La rencontre a longtemps manqué de rythme. Peu d’occasions, beaucoup de duels, et une vraie bataille physique. Les Maliens ont même compliqué leur tâche en se retrouvant à dix assez tôt dans le match. Logiquement, la Tunisie a pris le contrôle, sans vraiment réussir à faire la différence.

Et puis, à la 88e minute, tout a basculé. Firas Chaouat surgit et place une tête parfaite : la Tunisie croit tenir sa qualification. Le banc exulte, les supporters commencent à y croire. Mais le football africain adore les scénarios renversants. Dans le temps additionnel, une main tunisienne dans la surface offre un penalty au Mali. Lassine Sinayoko ne tremble pas et remet les deux équipes à égalité. Direction les prolongations, puis la séance de tirs au but.

C’est là que le gardien malien Djigui Diarra devient le héros de la soirée. Deux arrêts décisifs, un sang-froid impressionnant, et le Mali arrache sa qualification. Une victoire à l’arrachée, dans la douleur, mais une victoire quand même. Les Aigles sont en quarts de finale.

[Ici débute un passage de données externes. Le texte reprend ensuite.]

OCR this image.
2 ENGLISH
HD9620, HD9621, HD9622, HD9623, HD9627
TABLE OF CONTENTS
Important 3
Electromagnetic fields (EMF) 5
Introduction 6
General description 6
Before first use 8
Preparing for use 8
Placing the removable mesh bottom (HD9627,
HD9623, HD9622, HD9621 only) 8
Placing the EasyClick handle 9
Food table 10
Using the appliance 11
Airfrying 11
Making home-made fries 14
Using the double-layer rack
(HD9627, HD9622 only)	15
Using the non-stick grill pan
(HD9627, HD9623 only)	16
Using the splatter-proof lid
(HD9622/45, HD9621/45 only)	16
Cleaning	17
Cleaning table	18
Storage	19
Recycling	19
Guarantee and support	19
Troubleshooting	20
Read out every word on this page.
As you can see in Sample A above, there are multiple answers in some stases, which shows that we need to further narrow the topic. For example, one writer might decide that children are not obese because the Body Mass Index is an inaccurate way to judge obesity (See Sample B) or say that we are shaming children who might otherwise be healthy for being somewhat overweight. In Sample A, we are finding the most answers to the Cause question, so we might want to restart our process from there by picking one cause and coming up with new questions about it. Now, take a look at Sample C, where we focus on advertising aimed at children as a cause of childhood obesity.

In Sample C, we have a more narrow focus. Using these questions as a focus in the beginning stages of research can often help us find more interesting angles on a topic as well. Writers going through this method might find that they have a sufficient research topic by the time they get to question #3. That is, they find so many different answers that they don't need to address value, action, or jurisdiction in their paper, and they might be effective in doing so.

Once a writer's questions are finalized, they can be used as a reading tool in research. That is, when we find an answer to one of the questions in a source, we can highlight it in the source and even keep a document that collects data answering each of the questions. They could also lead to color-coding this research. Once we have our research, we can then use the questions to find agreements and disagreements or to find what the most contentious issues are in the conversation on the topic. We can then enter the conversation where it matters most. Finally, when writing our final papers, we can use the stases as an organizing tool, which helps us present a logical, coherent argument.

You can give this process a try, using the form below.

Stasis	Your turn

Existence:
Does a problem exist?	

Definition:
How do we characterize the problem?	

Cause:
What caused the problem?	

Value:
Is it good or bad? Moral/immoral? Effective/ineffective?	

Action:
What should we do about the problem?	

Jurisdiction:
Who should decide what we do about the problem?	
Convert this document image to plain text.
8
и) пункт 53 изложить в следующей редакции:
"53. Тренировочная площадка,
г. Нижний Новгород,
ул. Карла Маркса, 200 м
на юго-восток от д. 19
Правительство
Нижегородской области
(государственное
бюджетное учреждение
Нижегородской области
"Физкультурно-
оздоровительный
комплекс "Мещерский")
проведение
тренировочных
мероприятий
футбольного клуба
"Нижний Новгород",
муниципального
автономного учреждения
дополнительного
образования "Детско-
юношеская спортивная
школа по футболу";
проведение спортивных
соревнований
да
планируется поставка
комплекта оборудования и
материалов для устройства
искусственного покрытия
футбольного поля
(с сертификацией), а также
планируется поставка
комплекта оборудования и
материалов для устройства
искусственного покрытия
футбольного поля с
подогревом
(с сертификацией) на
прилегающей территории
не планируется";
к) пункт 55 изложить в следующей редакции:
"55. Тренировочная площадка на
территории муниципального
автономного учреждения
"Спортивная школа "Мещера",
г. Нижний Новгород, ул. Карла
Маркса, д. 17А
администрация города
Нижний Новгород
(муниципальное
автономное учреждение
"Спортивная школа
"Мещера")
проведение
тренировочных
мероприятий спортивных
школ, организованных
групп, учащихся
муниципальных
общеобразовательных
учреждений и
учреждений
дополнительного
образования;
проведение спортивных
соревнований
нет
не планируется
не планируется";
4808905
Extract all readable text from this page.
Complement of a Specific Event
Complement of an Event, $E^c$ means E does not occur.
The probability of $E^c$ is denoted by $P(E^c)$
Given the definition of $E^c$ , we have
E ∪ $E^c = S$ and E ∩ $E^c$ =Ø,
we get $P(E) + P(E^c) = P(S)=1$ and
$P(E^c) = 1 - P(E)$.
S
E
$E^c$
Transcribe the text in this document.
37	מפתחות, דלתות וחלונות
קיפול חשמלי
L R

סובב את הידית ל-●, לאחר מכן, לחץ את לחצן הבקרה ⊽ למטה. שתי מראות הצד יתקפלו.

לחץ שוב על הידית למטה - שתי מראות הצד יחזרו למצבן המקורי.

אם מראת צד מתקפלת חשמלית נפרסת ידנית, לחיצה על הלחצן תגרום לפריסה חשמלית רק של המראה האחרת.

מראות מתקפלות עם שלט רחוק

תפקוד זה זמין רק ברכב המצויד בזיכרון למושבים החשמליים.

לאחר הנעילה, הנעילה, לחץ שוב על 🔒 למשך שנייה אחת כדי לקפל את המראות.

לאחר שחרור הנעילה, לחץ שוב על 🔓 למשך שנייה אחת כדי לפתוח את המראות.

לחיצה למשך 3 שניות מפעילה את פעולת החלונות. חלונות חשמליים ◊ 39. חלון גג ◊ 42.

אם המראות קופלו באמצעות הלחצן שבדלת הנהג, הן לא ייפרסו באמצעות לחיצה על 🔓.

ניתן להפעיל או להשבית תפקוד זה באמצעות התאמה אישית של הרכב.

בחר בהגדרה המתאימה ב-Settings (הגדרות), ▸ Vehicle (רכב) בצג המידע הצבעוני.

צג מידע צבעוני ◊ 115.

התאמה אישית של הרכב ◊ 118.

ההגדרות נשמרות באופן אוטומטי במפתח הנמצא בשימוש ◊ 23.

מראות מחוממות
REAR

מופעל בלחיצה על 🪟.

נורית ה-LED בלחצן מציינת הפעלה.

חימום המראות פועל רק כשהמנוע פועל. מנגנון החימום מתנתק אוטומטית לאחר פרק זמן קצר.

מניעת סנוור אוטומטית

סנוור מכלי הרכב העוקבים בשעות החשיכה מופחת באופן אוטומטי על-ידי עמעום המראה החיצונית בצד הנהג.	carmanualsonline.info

Plus tôt, le Sénégal avait assuré face au Soudan

Un peu plus tôt dans la journée, le Sénégal avait montré un visage plus maîtrisé. Pourtant surpris d’entrée par le Soudan, les Lions de la Teranga ont rapidement remis les choses en ordre. Solides, patients, les champions d’Afrique 2022 se sont finalement imposés 3-1. Sans briller, mais avec autorité. Le Sénégal avance et retrouvera justement le Mali au prochain tour, pour un quart de finale qui promet.

La suite dès dimanche : Maroc favori, choc Afrique du Sud – Cameroun

Les huitièmes de finale se poursuivent ce dimanche avec deux affiches très attendues. D’abord le Maroc face à la Tanzanie. Les Lions de l’Atlas partent clairement favoris, portés par leur statut et leur régularité depuis plusieurs années. Une surprise reste possible, mais le Maroc a les cartes en main.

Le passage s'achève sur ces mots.